Mary Knox Merrill / The Christian Science Monitor / File
Small business is hiring again in the United States – and that is a positive sign that larger employers will begin picking up the pace of hiring in the months ahead.
The latest indication: Employment at firms with fewer than 50 employees ticked up in April for the second month in a row, according to the ADP National Employment Report released Wednesday.
"It's not unusual for small businesses to recover before the big firms do," says Susan Woodward, former chief economist at the Department of Housing and Urban Development and creator of the Intuit Small Business Employment Index. The recovery "will continue slow, but it's real."
The Intuit index, released last week, showed small-business employment growing last month at a 4 percent annual rate.
The only debates are over when the small-business rebound began and how strong it is.
The upturn began last August and has picked up pace in recent months, according to the new Intuit index. Of the 300,000 jobs small firms have created so far, nearly a quarter of them came last month. Compensation and hours worked were also up after nearly a year of no increase or actual decrease.
The ADP report released Wednesday shows a much more recent and tentative recovery for small businesses: a minuscule rise of 4,000 workers in March and an even tinier increase of 1,000 workers in April. Mid-size and large companies hired 31,000 new workers last month, according to ADP.
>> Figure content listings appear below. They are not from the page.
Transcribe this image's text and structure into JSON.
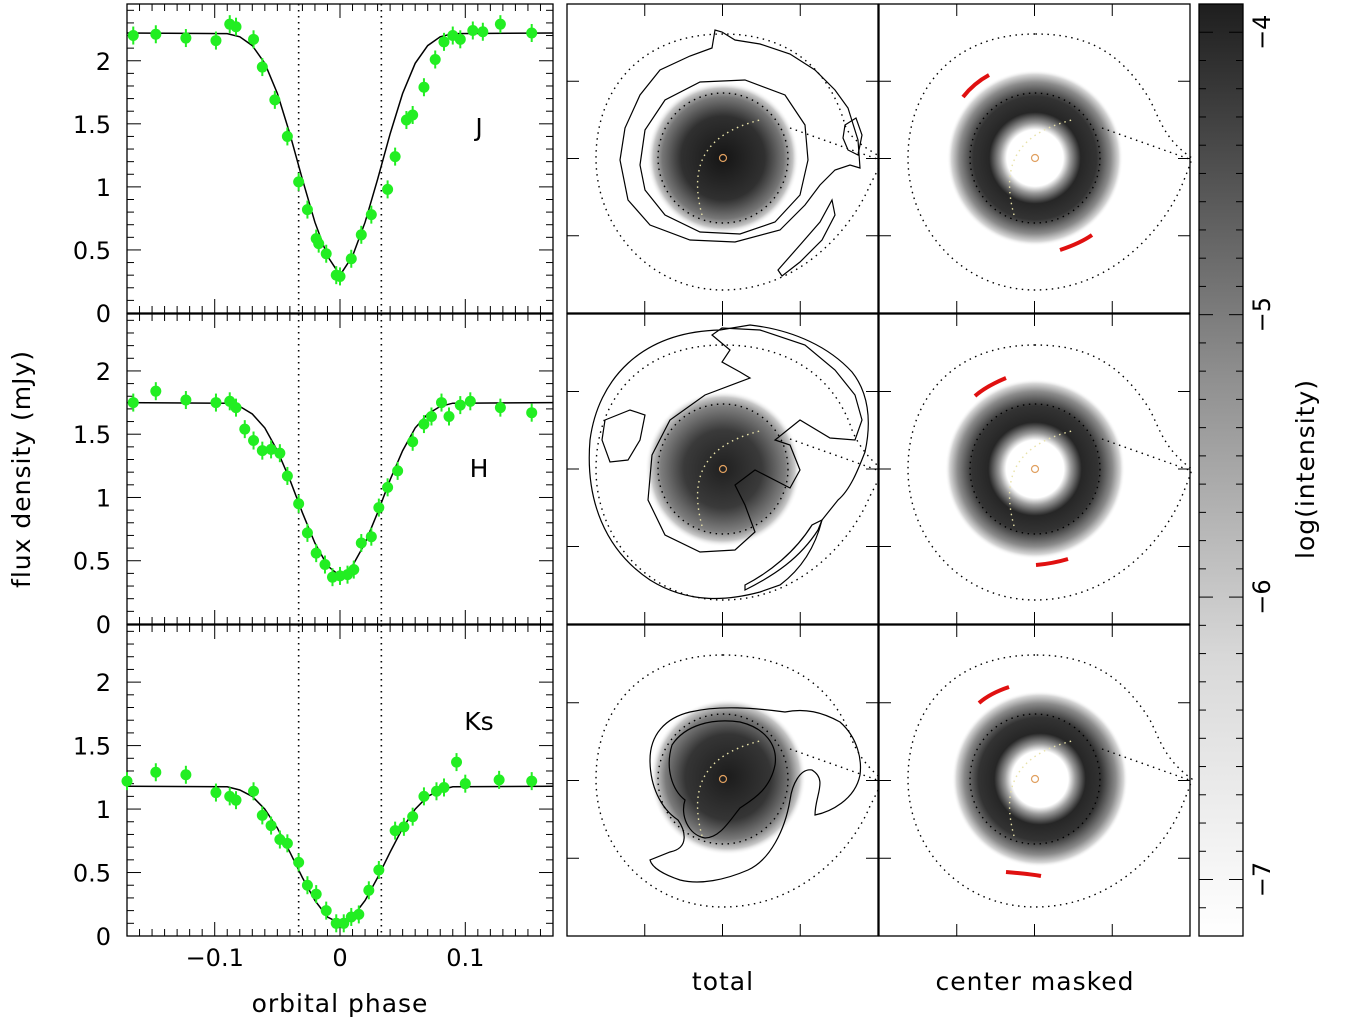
{
  "chart_data": [
    {
      "type": "scatter",
      "band": "J",
      "ylabel": "flux density (mJy)",
      "xlim": [
        -0.17,
        0.17
      ],
      "ylim": [
        0,
        2.45
      ],
      "xticks": [
        "−0.1",
        "0",
        "0.1"
      ],
      "yticks": [
        "0",
        "0.5",
        "1",
        "1.5",
        "2"
      ],
      "vlines_x": [
        -0.033,
        0.033
      ],
      "data_color": "#22ee22",
      "points": [
        [
          -0.165,
          2.2
        ],
        [
          -0.147,
          2.21
        ],
        [
          -0.123,
          2.18
        ],
        [
          -0.099,
          2.16
        ],
        [
          -0.088,
          2.29
        ],
        [
          -0.083,
          2.27
        ],
        [
          -0.069,
          2.17
        ],
        [
          -0.062,
          1.95
        ],
        [
          -0.052,
          1.69
        ],
        [
          -0.042,
          1.4
        ],
        [
          -0.033,
          1.04
        ],
        [
          -0.026,
          0.82
        ],
        [
          -0.019,
          0.59
        ],
        [
          -0.017,
          0.55
        ],
        [
          -0.011,
          0.47
        ],
        [
          -0.003,
          0.3
        ],
        [
          0.0,
          0.29
        ],
        [
          0.009,
          0.43
        ],
        [
          0.017,
          0.62
        ],
        [
          0.025,
          0.78
        ],
        [
          0.038,
          0.98
        ],
        [
          0.044,
          1.24
        ],
        [
          0.053,
          1.53
        ],
        [
          0.058,
          1.57
        ],
        [
          0.067,
          1.79
        ],
        [
          0.076,
          2.01
        ],
        [
          0.083,
          2.15
        ],
        [
          0.09,
          2.2
        ],
        [
          0.096,
          2.17
        ],
        [
          0.106,
          2.24
        ],
        [
          0.114,
          2.23
        ],
        [
          0.128,
          2.29
        ],
        [
          0.153,
          2.22
        ]
      ],
      "model": [
        [
          -0.17,
          2.22
        ],
        [
          -0.09,
          2.215
        ],
        [
          -0.08,
          2.19
        ],
        [
          -0.07,
          2.12
        ],
        [
          -0.06,
          1.98
        ],
        [
          -0.05,
          1.74
        ],
        [
          -0.04,
          1.42
        ],
        [
          -0.03,
          1.06
        ],
        [
          -0.02,
          0.72
        ],
        [
          -0.01,
          0.45
        ],
        [
          0.0,
          0.3
        ],
        [
          0.01,
          0.45
        ],
        [
          0.02,
          0.72
        ],
        [
          0.03,
          1.06
        ],
        [
          0.04,
          1.42
        ],
        [
          0.05,
          1.74
        ],
        [
          0.06,
          1.98
        ],
        [
          0.07,
          2.12
        ],
        [
          0.08,
          2.19
        ],
        [
          0.09,
          2.215
        ],
        [
          0.17,
          2.22
        ]
      ]
    },
    {
      "type": "scatter",
      "band": "H",
      "xlim": [
        -0.17,
        0.17
      ],
      "ylim": [
        0,
        2.45
      ],
      "yticks": [
        "0",
        "0.5",
        "1",
        "1.5",
        "2"
      ],
      "vlines_x": [
        -0.033,
        0.033
      ],
      "data_color": "#22ee22",
      "points": [
        [
          -0.165,
          1.75
        ],
        [
          -0.147,
          1.84
        ],
        [
          -0.123,
          1.77
        ],
        [
          -0.099,
          1.75
        ],
        [
          -0.088,
          1.76
        ],
        [
          -0.083,
          1.71
        ],
        [
          -0.076,
          1.54
        ],
        [
          -0.069,
          1.45
        ],
        [
          -0.062,
          1.37
        ],
        [
          -0.055,
          1.38
        ],
        [
          -0.048,
          1.35
        ],
        [
          -0.042,
          1.17
        ],
        [
          -0.033,
          0.95
        ],
        [
          -0.026,
          0.72
        ],
        [
          -0.019,
          0.56
        ],
        [
          -0.012,
          0.47
        ],
        [
          -0.006,
          0.37
        ],
        [
          0.0,
          0.38
        ],
        [
          0.006,
          0.39
        ],
        [
          0.011,
          0.43
        ],
        [
          0.017,
          0.64
        ],
        [
          0.025,
          0.69
        ],
        [
          0.031,
          0.92
        ],
        [
          0.038,
          1.08
        ],
        [
          0.046,
          1.21
        ],
        [
          0.058,
          1.44
        ],
        [
          0.067,
          1.58
        ],
        [
          0.073,
          1.64
        ],
        [
          0.081,
          1.75
        ],
        [
          0.087,
          1.64
        ],
        [
          0.096,
          1.73
        ],
        [
          0.104,
          1.76
        ],
        [
          0.128,
          1.71
        ],
        [
          0.153,
          1.67
        ]
      ],
      "model": [
        [
          -0.17,
          1.75
        ],
        [
          -0.09,
          1.745
        ],
        [
          -0.08,
          1.72
        ],
        [
          -0.07,
          1.66
        ],
        [
          -0.06,
          1.55
        ],
        [
          -0.05,
          1.37
        ],
        [
          -0.04,
          1.14
        ],
        [
          -0.03,
          0.88
        ],
        [
          -0.02,
          0.64
        ],
        [
          -0.01,
          0.46
        ],
        [
          0.0,
          0.38
        ],
        [
          0.01,
          0.46
        ],
        [
          0.02,
          0.64
        ],
        [
          0.03,
          0.88
        ],
        [
          0.04,
          1.14
        ],
        [
          0.05,
          1.37
        ],
        [
          0.06,
          1.55
        ],
        [
          0.07,
          1.66
        ],
        [
          0.08,
          1.72
        ],
        [
          0.09,
          1.745
        ],
        [
          0.17,
          1.75
        ]
      ]
    },
    {
      "type": "scatter",
      "band": "Ks",
      "xlabel": "orbital phase",
      "xlim": [
        -0.17,
        0.17
      ],
      "ylim": [
        0,
        2.45
      ],
      "xticks": [
        "−0.1",
        "0",
        "0.1"
      ],
      "yticks": [
        "0",
        "0.5",
        "1",
        "1.5",
        "2"
      ],
      "vlines_x": [
        -0.033,
        0.033
      ],
      "data_color": "#22ee22",
      "points": [
        [
          -0.17,
          1.22
        ],
        [
          -0.147,
          1.29
        ],
        [
          -0.123,
          1.27
        ],
        [
          -0.099,
          1.13
        ],
        [
          -0.088,
          1.1
        ],
        [
          -0.083,
          1.07
        ],
        [
          -0.069,
          1.14
        ],
        [
          -0.062,
          0.95
        ],
        [
          -0.055,
          0.87
        ],
        [
          -0.048,
          0.76
        ],
        [
          -0.042,
          0.73
        ],
        [
          -0.033,
          0.58
        ],
        [
          -0.026,
          0.4
        ],
        [
          -0.019,
          0.33
        ],
        [
          -0.011,
          0.2
        ],
        [
          -0.003,
          0.1
        ],
        [
          0.003,
          0.1
        ],
        [
          0.009,
          0.15
        ],
        [
          0.015,
          0.17
        ],
        [
          0.023,
          0.36
        ],
        [
          0.031,
          0.52
        ],
        [
          0.044,
          0.83
        ],
        [
          0.051,
          0.86
        ],
        [
          0.058,
          0.94
        ],
        [
          0.067,
          1.1
        ],
        [
          0.077,
          1.14
        ],
        [
          0.083,
          1.17
        ],
        [
          0.093,
          1.37
        ],
        [
          0.1,
          1.2
        ],
        [
          0.127,
          1.23
        ],
        [
          0.153,
          1.22
        ]
      ],
      "model": [
        [
          -0.17,
          1.18
        ],
        [
          -0.09,
          1.175
        ],
        [
          -0.08,
          1.15
        ],
        [
          -0.07,
          1.1
        ],
        [
          -0.06,
          1.0
        ],
        [
          -0.05,
          0.85
        ],
        [
          -0.04,
          0.66
        ],
        [
          -0.03,
          0.46
        ],
        [
          -0.02,
          0.28
        ],
        [
          -0.01,
          0.15
        ],
        [
          0.0,
          0.1
        ],
        [
          0.01,
          0.15
        ],
        [
          0.02,
          0.28
        ],
        [
          0.03,
          0.46
        ],
        [
          0.04,
          0.66
        ],
        [
          0.05,
          0.85
        ],
        [
          0.06,
          1.0
        ],
        [
          0.07,
          1.1
        ],
        [
          0.08,
          1.15
        ],
        [
          0.09,
          1.175
        ],
        [
          0.17,
          1.18
        ]
      ]
    },
    {
      "type": "heatmap",
      "columns": [
        "total",
        "center masked"
      ],
      "rows": [
        "J",
        "H",
        "Ks"
      ],
      "colorbar": {
        "label": "log(intensity)",
        "range": [
          -7.2,
          -3.9
        ],
        "ticks": [
          "−4",
          "−5",
          "−6",
          "−7"
        ]
      }
    }
  ]
}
Why the difference? The two indexes measure small businesses differently: ADP looks at firms with fewer than 50 workers; Intuit, fewer than 20. More importantly, ADP reports on establishments (which could treat each store of a national retailer as a separate small business) vs. Intuit, which looks at specific firms.
So it's not surprising that the Intuit data would show a longer recovery, since it picks up the hiring moves of a local bookkeeping firm or construction company, which are made much faster than, say, store managers of a national chain, which often need approval from management before they can hire.